In my statistical inference course exercise guide, I am confronted with the following problem:
Let $0<\theta<1/2$, and define the sequence $\{X_n\}_{n\in\mathbb{N}}$ of discrete independent random variables as follows: $X_n$ takes the values $n^{\theta}$ and $-n^{\theta}$ with probabilities $P(X_n=n^{\theta})=1/2=P(X_n=-n^{\theta})$. Show that $$\frac{1}{n}\sum_{k=1}^{n}X_k \to 0$$ almost surely.
My attempt: I try to use the Borel-Cantelli lemma.

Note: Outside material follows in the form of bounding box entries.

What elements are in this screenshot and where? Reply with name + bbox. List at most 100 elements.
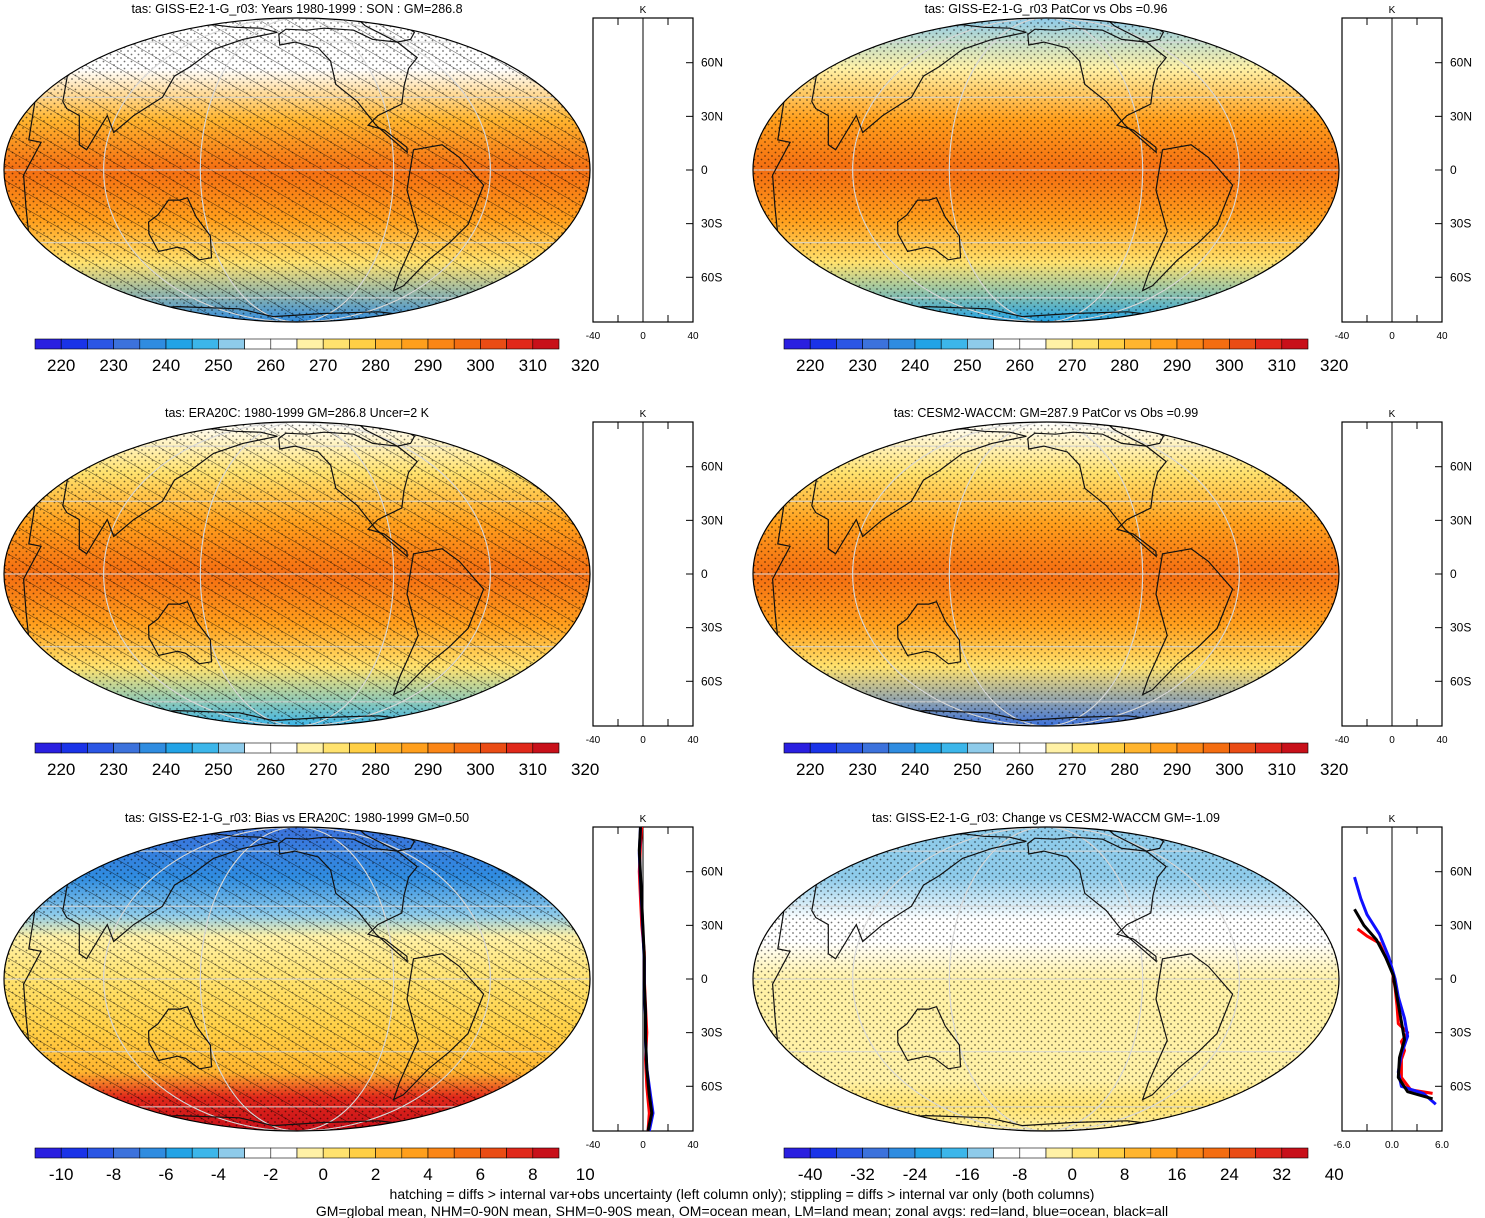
colorbar-box [532,338,560,350]
profile-xtick-label: 0 [640,1140,646,1151]
colorbar-box [375,338,403,350]
colorbar-tick-label: 290 [1163,760,1191,779]
profile-xtick-label: 40 [687,1140,699,1151]
colorbar-box [967,338,994,350]
continent-outline [127,1114,467,1131]
colorbar-box [993,338,1021,350]
colorbar-box [34,742,62,754]
colorbar-tick-label: -40 [798,1165,823,1184]
colorbar-box [349,338,376,350]
profile-series-all [1353,908,1434,1101]
colorbar-tick-label: 230 [848,356,876,375]
continent-outline [127,709,467,726]
profile-ytick-label: 30S [1450,1026,1471,1040]
colorbar-tick-label: 240 [152,760,180,779]
profile-ytick-label: 30N [1450,513,1472,527]
profile-xtick-label: 0 [640,331,646,342]
colorbar-box [1202,742,1230,754]
colorbar-tick-label: 310 [1268,356,1296,375]
footnote-line1: hatching = diffs > internal var+obs unce… [390,1186,1095,1202]
colorbar-tick-label: 6 [476,1165,485,1184]
colorbar-tick-label: 250 [204,356,232,375]
colorbar-box [296,742,324,754]
profile-ytick-label: 60N [701,56,723,70]
map-field [753,827,1339,1131]
profile-ytick-label: 0 [1450,567,1457,581]
map-border [752,826,1340,1132]
continent-outline [1141,548,1234,696]
profile-ytick-label: 60S [701,1079,722,1093]
colorbar-box [836,338,863,350]
panel-title: tas: GISS-E2-1-G_r03: Years 1980-1999 : … [131,2,462,16]
colorbar-box [165,742,193,754]
map-field [4,422,590,726]
colorbar-box [1098,742,1125,754]
colorbar-box [322,742,350,754]
colorbar-tick-label: 300 [466,356,494,375]
profile-ytick-label: 30N [701,513,723,527]
colorbar-box [401,1147,429,1159]
colorbar-box [1098,1147,1125,1159]
continent-outline [392,953,485,1101]
colorbar-tick-label: 4 [423,1165,432,1184]
colorbar-tick-label: 280 [361,760,389,779]
colorbar-tick-label: 8 [528,1165,537,1184]
profile-ytick-label: 60S [1450,674,1471,688]
colorbar-box [836,742,863,754]
colorbar-box [139,742,167,754]
continent-outline [147,600,213,665]
colorbar-box [165,1147,193,1159]
profile-unit-label: K [1389,409,1396,420]
continent-outline [392,144,485,292]
colorbar-tick-label: -24 [903,1165,928,1184]
colorbar-box [1229,1147,1256,1159]
colorbar-box [1176,1147,1204,1159]
continent-outline [1027,836,1168,963]
colorbar-box [1150,742,1178,754]
colorbar-box [1176,338,1204,350]
colorbar-box [1019,338,1047,350]
colorbar-tick-label: 0 [1067,1165,1076,1184]
profile-ytick-label: 60N [1450,460,1472,474]
colorbar-box [1019,1147,1047,1159]
panel-model-vs-obs: tas: GISS-E2-1-G_r03 PatCor vs Obs =0.96… [752,2,1472,375]
colorbar-box [1124,742,1152,754]
colorbar-tick-label: 310 [1268,760,1296,779]
colorbar-box [1255,742,1283,754]
colorbar-tick-label: 280 [361,356,389,375]
colorbar-box [993,742,1021,754]
colorbar-box [480,1147,507,1159]
colorbar-box [914,742,942,754]
continent-outline [278,836,419,963]
profile-unit-label: K [1389,814,1396,825]
colorbar-box [862,742,890,754]
colorbar-tick-label: 320 [1320,760,1348,779]
colorbar-box [165,338,193,350]
colorbar-box [270,742,298,754]
continent-outline [1027,431,1168,558]
longitude-gridline [199,18,395,322]
colorbar-box [993,1147,1021,1159]
map-border [3,421,591,727]
continent-outline [1141,953,1234,1101]
profile-ytick-label: 60S [1450,270,1471,284]
map-field [753,422,1339,726]
colorbar-tick-label: 230 [99,760,127,779]
colorbar-box [1045,1147,1073,1159]
colorbar-box [322,1147,350,1159]
colorbar-box [480,338,507,350]
profile-ytick-label: 30S [701,621,722,635]
continent-outline [876,709,1216,726]
colorbar-box [1281,338,1309,350]
colorbar-tick-label: 270 [309,356,337,375]
map-field [753,18,1339,322]
panel-obs: tas: ERA20C: 1980-1999 GM=286.8 Uncer=2 … [3,406,723,779]
profile-ytick-label: 60N [701,865,723,879]
colorbar-tick-label: -10 [49,1165,74,1184]
colorbar-box [34,1147,62,1159]
colorbar-box [296,338,324,350]
profile-unit-label: K [640,5,647,16]
profile-ytick-label: 30N [1450,918,1472,932]
panel-title: tas: GISS-E2-1-G_r03: Change vs CESM2-WA… [872,811,1220,825]
colorbar-box [809,1147,837,1159]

If $\overline{X}_n$ denotes the average of the first $n$ variables, it would suffice to show that for every $\epsilon >0$ it holds that $$\sum_{n=1}^{\infty}P(|{\overline{X}_n}| \geq \epsilon) < \infty \tag{1}$$ A quick computation tells us that for each $n$, we have $E[X_n] = 0$ and $\operatorname{Var}(X_n) = n^{2\theta}$, which implies $E[\overline{X}_n]=0$ and $$\operatorname{Var}(\overline{X}_n) = \frac{1}{n^2}\sum_{k=1}^{n}\operatorname{Var}(X_k) = \frac{1}{n^2}\sum_{k=1}^{n}k^{2\theta} \tag{2}$$ If we use Chebyshev's inequality, plugging $(2)$ into $(1)$ would yield $$\sum_{n=1}^{\infty}P(|{\overline{X}_n}| \geq \epsilon) \leq \sum_{n=1}^{\infty}\frac{1}{\epsilon^2}\operatorname{Var}(\overline{X}_n) \leq \sum_{n=1}^{\infty}\frac{1}{\epsilon^2}\frac{1}{n^2}\sum_{k=1}^{n}k^{2\theta}$$ The last term of the previous inequality seems quite divergent. Any suggestions?